回答:基本的にはそういう理解でございます。ただし、まだスタンダードのアッセイ系が、必ずしも世界中に流布しているわけではございません。それぞれ独自の施設の裁量で評価しているというのが現状ですので、若干の誤差はあるかもしれませんが、少なくとも私どもが客観的に見たいという前提で測定している限り、十分に対応できるものであると考えています。またこの件については、しっかりと数字が出てきた際に公表させていただきたいと思っておりますので、御理解いただきたいと思います。

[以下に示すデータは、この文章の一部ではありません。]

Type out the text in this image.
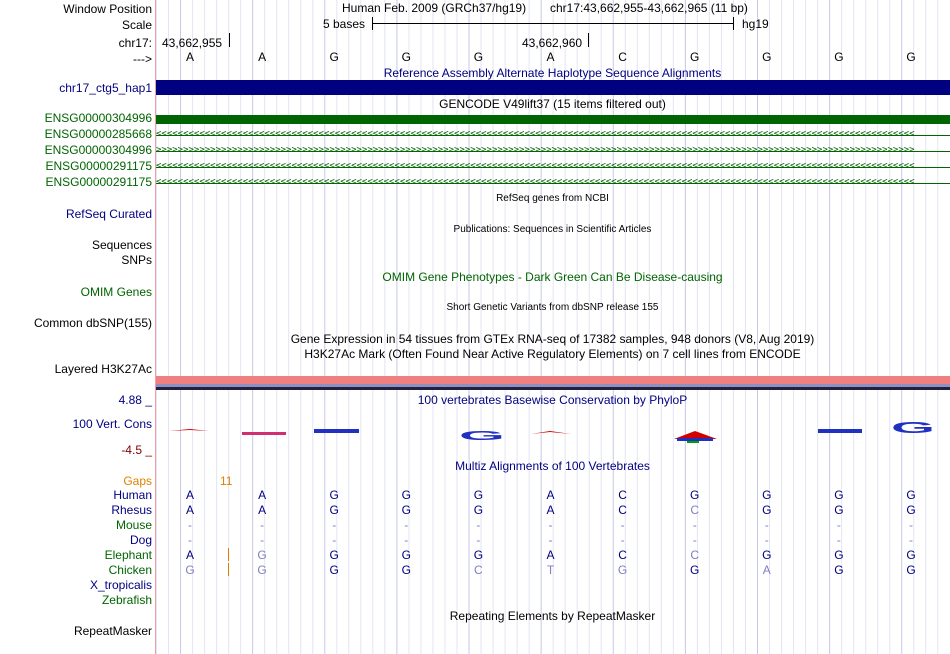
Window Position
Scale
chr17:
--->
Human Feb. 2009 (GRCh37/hg19) chr17:43,662,955-43,662,965 (11 bp)
5 bases	hg19
43,662,955	43,662,960
A	A	G	G	G	A	C	G	G	G	G
Reference Assembly Alternate Haplotype Sequence Alignments
chr17_ctg5_hap1
GENCODE V49lift37 (15 items filtered out)
ENSG00000304996
ENSG00000285668 <<<<<<<<<<<<<<<<<<<<<<<<<<<<<<<<<<<<<<<<<<<<<<<<<<<<<<<<<<<<<<<<<<<<<<<<<<<<<<<<<<<<<<<<<<<<<<<<<<<<<<<<<<<<<<<<<<<<<<<<<<<<<<<<<<<<<<<<<<<<
ENSG00000304996 >>>>>>>>>>>>>>>>>>>>>>>>>>>>>>>>>>>>>>>>>>>>>>>>>>>>>>>>>>>>>>>>>>>>>>>>>>>>>>>>>>>>>>>>>>>>>>>>>>>>>>>>>>>>>>>>>>>>>>>>>>>>>>>>>>>>>>>>>>>>
ENSG00000291175 <<<<<<<<<<<<<<<<<<<<<<<<<<<<<<<<<<<<<<<<<<<<<<<<<<<<<<<<<<<<<<<<<<<<<<<<<<<<<<<<<<<<<<<<<<<<<<<<<<<<<<<<<<<<<<<<<<<<<<<<<<<<<<<<<<<<<<<<<<<<
ENSG00000291175 <<<<<<<<<<<<<<<<<<<<<<<<<<<<<<<<<<<<<<<<<<<<<<<<<<<<<<<<<<<<<<<<<<<<<<<<<<<<<<<<<<<<<<<<<<<<<<<<<<<<<<<<<<<<<<<<<<<<<<<<<<<<<<<<<<<<<<<<<<<<
RefSeq genes from NCBI
RefSeq Curated
Publications: Sequences in Scientific Articles
Sequences
SNPs
OMIM Gene Phenotypes - Dark Green Can Be Disease-causing
OMIM Genes
Short Genetic Variants from dbSNP release 155
Common dbSNP(155)
Gene Expression in 54 tissues from GTEx RNA-seq of 17382 samples, 948 donors (V8, Aug 2019)
H3K27Ac Mark (Often Found Near Active Regulatory Elements) on 7 cell lines from ENCODE
Layered H3K27Ac
100 vertebrates Basewise Conservation by PhyloP
4.88 _
100 Vert. Cons
-4.5 _
G	G
Multiz Alignments of 100 Vertebrates
Gaps	11
Human	A	A	G	G	G	A	C	G	G	G	G
Rhesus	A	A	G	G	G	A	C	C	G	G	G
Mouse	-	-	-	-	-	-	-	-	-	-	-
Dog	-	-	-	-	-	-	-	-	-	-	-
Elephant	A	G	G	G	G	A	C	C	G	G	G
Chicken	G	G	G	G	C	T	G	G	A	G	G
X_tropicalis
Zebrafish
Repeating Elements by RepeatMasker
RepeatMasker
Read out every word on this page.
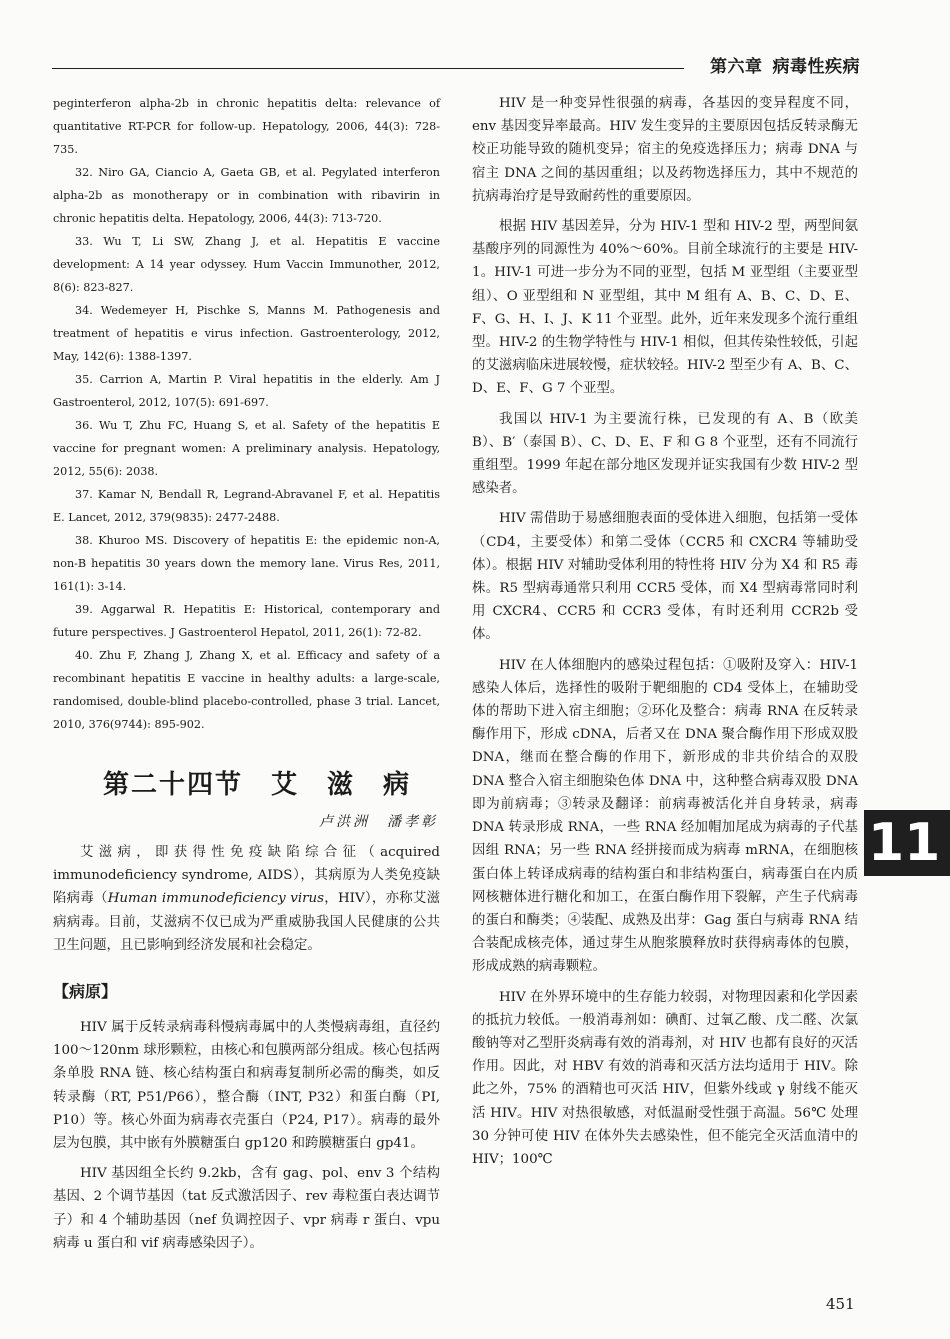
第六章 病毒性疾病
peginterferon alpha-2b in chronic hepatitis delta: relevance of quantitative RT-PCR for follow-up. Hepatology, 2006, 44(3): 728-735.
32. Niro GA, Ciancio A, Gaeta GB, et al. Pegylated interferon alpha-2b as monotherapy or in combination with ribavirin in chronic hepatitis delta. Hepatology, 2006, 44(3): 713-720.
33. Wu T, Li SW, Zhang J, et al. Hepatitis E vaccine development: A 14 year odyssey. Hum Vaccin Immunother, 2012, 8(6): 823-827.
34. Wedemeyer H, Pischke S, Manns M. Pathogenesis and treatment of hepatitis e virus infection. Gastroenterology, 2012, May, 142(6): 1388-1397.
35. Carrion A, Martin P. Viral hepatitis in the elderly. Am J Gastroenterol, 2012, 107(5): 691-697.
36. Wu T, Zhu FC, Huang S, et al. Safety of the hepatitis E vaccine for pregnant women: A preliminary analysis. Hepatology, 2012, 55(6): 2038.
37. Kamar N, Bendall R, Legrand-Abravanel F, et al. Hepatitis E. Lancet, 2012, 379(9835): 2477-2488.
38. Khuroo MS. Discovery of hepatitis E: the epidemic non-A, non-B hepatitis 30 years down the memory lane. Virus Res, 2011, 161(1): 3-14.
39. Aggarwal R. Hepatitis E: Historical, contemporary and future perspectives. J Gastroenterol Hepatol, 2011, 26(1): 72-82.
40. Zhu F, Zhang J, Zhang X, et al. Efficacy and safety of a recombinant hepatitis E vaccine in healthy adults: a large-scale, randomised, double-blind placebo-controlled, phase 3 trial. Lancet, 2010, 376(9744): 895-902.
第二十四节　艾　滋　病
卢洪洲　潘孝彰

艾滋病，即获得性免疫缺陷综合征（acquired immunodeficiency syndrome, AIDS），其病原为人类免疫缺陷病毒（Human immunodeficiency virus，HIV），亦称艾滋病病毒。目前，艾滋病不仅已成为严重威胁我国人民健康的公共卫生问题，且已影响到经济发展和社会稳定。

【病原】

HIV 属于反转录病毒科慢病毒属中的人类慢病毒组，直径约 100～120nm 球形颗粒，由核心和包膜两部分组成。核心包括两条单股 RNA 链、核心结构蛋白和病毒复制所必需的酶类，如反转录酶（RT, P51/P66），整合酶（INT, P32）和蛋白酶（PI, P10）等。核心外面为病毒衣壳蛋白（P24, P17）。病毒的最外层为包膜，其中嵌有外膜糖蛋白 gp120 和跨膜糖蛋白 gp41。

HIV 基因组全长约 9.2kb，含有 gag、pol、env 3 个结构基因、2 个调节基因（tat 反式激活因子、rev 毒粒蛋白表达调节子）和 4 个辅助基因（nef 负调控因子、vpr 病毒 r 蛋白、vpu 病毒 u 蛋白和 vif 病毒感染因子）。

HIV 是一种变异性很强的病毒，各基因的变异程度不同，env 基因变异率最高。HIV 发生变异的主要原因包括反转录酶无校正功能导致的随机变异；宿主的免疫选择压力；病毒 DNA 与宿主 DNA 之间的基因重组；以及药物选择压力，其中不规范的抗病毒治疗是导致耐药性的重要原因。

根据 HIV 基因差异，分为 HIV-1 型和 HIV-2 型，两型间氨基酸序列的同源性为 40%～60%。目前全球流行的主要是 HIV-1。HIV-1 可进一步分为不同的亚型，包括 M 亚型组（主要亚型组）、O 亚型组和 N 亚型组，其中 M 组有 A、B、C、D、E、F、G、H、I、J、K 11 个亚型。此外，近年来发现多个流行重组型。HIV-2 的生物学特性与 HIV-1 相似，但其传染性较低，引起的艾滋病临床进展较慢，症状较轻。HIV-2 型至少有 A、B、C、D、E、F、G 7 个亚型。

我国以 HIV-1 为主要流行株，已发现的有 A、B（欧美 B）、B′（泰国 B）、C、D、E、F 和 G 8 个亚型，还有不同流行重组型。1999 年起在部分地区发现并证实我国有少数 HIV-2 型感染者。

HIV 需借助于易感细胞表面的受体进入细胞，包括第一受体（CD4，主要受体）和第二受体（CCR5 和 CXCR4 等辅助受体）。根据 HIV 对辅助受体利用的特性将 HIV 分为 X4 和 R5 毒株。R5 型病毒通常只利用 CCR5 受体，而 X4 型病毒常同时利用 CXCR4、CCR5 和 CCR3 受体，有时还利用 CCR2b 受体。

HIV 在人体细胞内的感染过程包括：①吸附及穿入：HIV-1 感染人体后，选择性的吸附于靶细胞的 CD4 受体上，在辅助受体的帮助下进入宿主细胞；②环化及整合：病毒 RNA 在反转录酶作用下，形成 cDNA，后者又在 DNA 聚合酶作用下形成双股 DNA，继而在整合酶的作用下，新形成的非共价结合的双股 DNA 整合入宿主细胞染色体 DNA 中，这种整合病毒双股 DNA 即为前病毒；③转录及翻译：前病毒被活化并自身转录，病毒 DNA 转录形成 RNA，一些 RNA 经加帽加尾成为病毒的子代基因组 RNA；另一些 RNA 经拼接而成为病毒 mRNA，在细胞核蛋白体上转译成病毒的结构蛋白和非结构蛋白，病毒蛋白在内质网核糖体进行糖化和加工，在蛋白酶作用下裂解，产生子代病毒的蛋白和酶类；④装配、成熟及出芽：Gag 蛋白与病毒 RNA 结合装配成核壳体，通过芽生从胞浆膜释放时获得病毒体的包膜，形成成熟的病毒颗粒。

HIV 在外界环境中的生存能力较弱，对物理因素和化学因素的抵抗力较低。一般消毒剂如：碘酊、过氧乙酸、戊二醛、次氯酸钠等对乙型肝炎病毒有效的消毒剂，对 HIV 也都有良好的灭活作用。因此，对 HBV 有效的消毒和灭活方法均适用于 HIV。除此之外，75% 的酒精也可灭活 HIV，但紫外线或 γ 射线不能灭活 HIV。HIV 对热很敏感，对低温耐受性强于高温。56℃ 处理 30 分钟可使 HIV 在体外失去感染性，但不能完全灭活血清中的 HIV；100℃

11
451
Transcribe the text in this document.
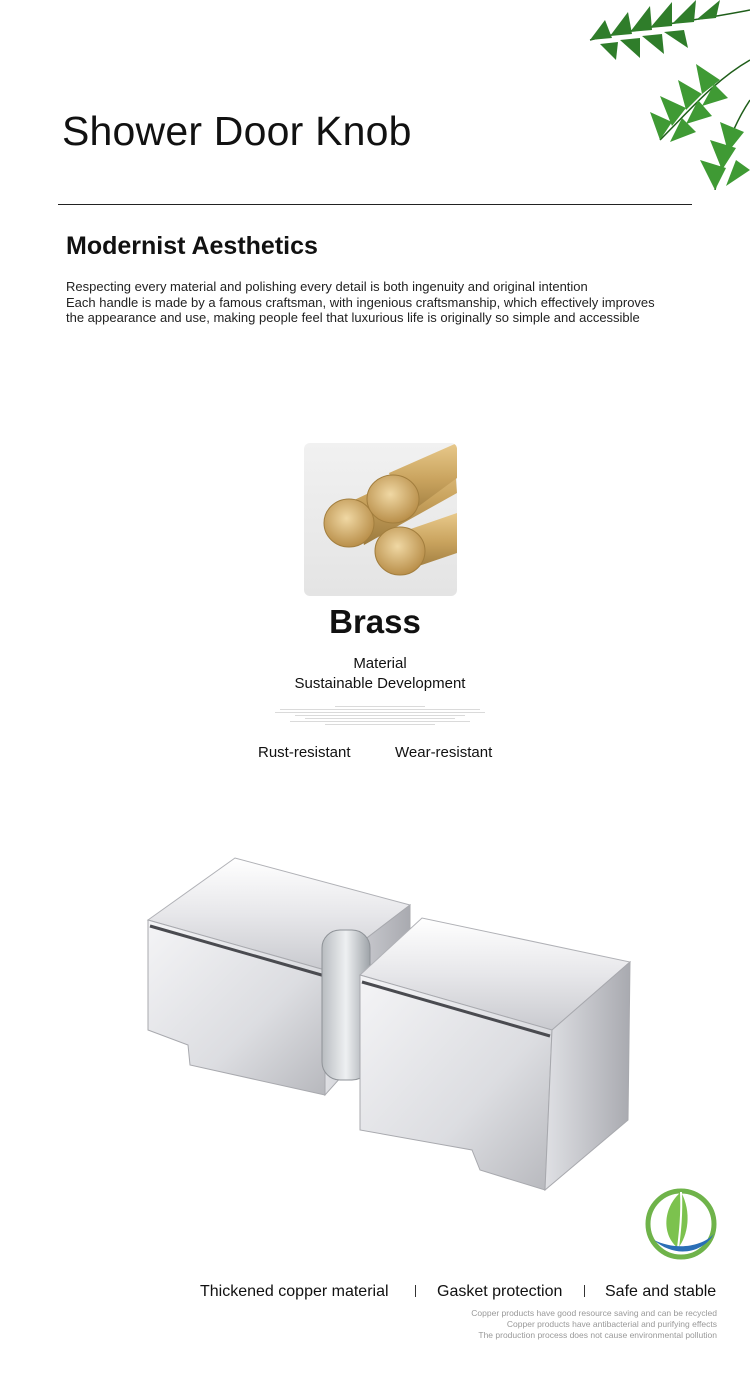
Shower Door Knob
Modernist Aesthetics
Respecting every material and polishing every detail is both ingenuity and original intention
Each handle is made by a famous craftsman, with ingenious craftsmanship, which effectively improves
the appearance and use, making people feel that luxurious life is originally so simple and accessible
Brass
Material
Sustainable Development
Rust-resistant	Wear-resistant
Thickened copper material	Gasket protection	Safe and stable
Copper products have good resource saving and can be recycled
Copper products have antibacterial and purifying effects
The production process does not cause environmental pollution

質問:製造コストについて、ウイルスベクターワクチンはアットコストで3,4ドルといわれていますが、DNAワクチンは同程度のコストで作れるのか、あるいはそれ以下のコストでも作れるのか、教えてください。
回答:DNAワクチンには歴史がありまして、どれくらいの規模であれば、どれくらいのコストになるかというのは過去のデータを含めて検討できる状態になっています。できるだけ大きいファーメンター(大量培養装置)を使って、そしてできるだけ大きい精製のプロセス、この二つのプロセスをしっかりと満足できれば十分な数字は得られると試算しています。

質問:臨床試験の呼び方について、フェーズ1/2やフェーズ2/3といった表現を使用しており、現在進めている試験はフェーズ2/3と呼んでいますが、実質的にはフェーズ2という理解でいいのか、あるいはフェーズ2/3とは何か意味があるのか、確認させてください。
回答:私どもは当初からフェーズ2/3といった呼び方をしているので、当面こういった呼び方を継続したいと思っている次第です。特に他意はございません。現在行っているフェーズ2/3が第2段階であり、今後当局から大規模試験の実施を求められましたら、それが第3段階としてのフェーズ3となります。

質問:DNAワクチンの性能を上げるために、何か反応を増強するようなアジュバントを使うことはないのでしょうか。
回答:現在は、日本で開発する上で受け入れやすい通常のアジュバントを使用して接種をしているところでございます。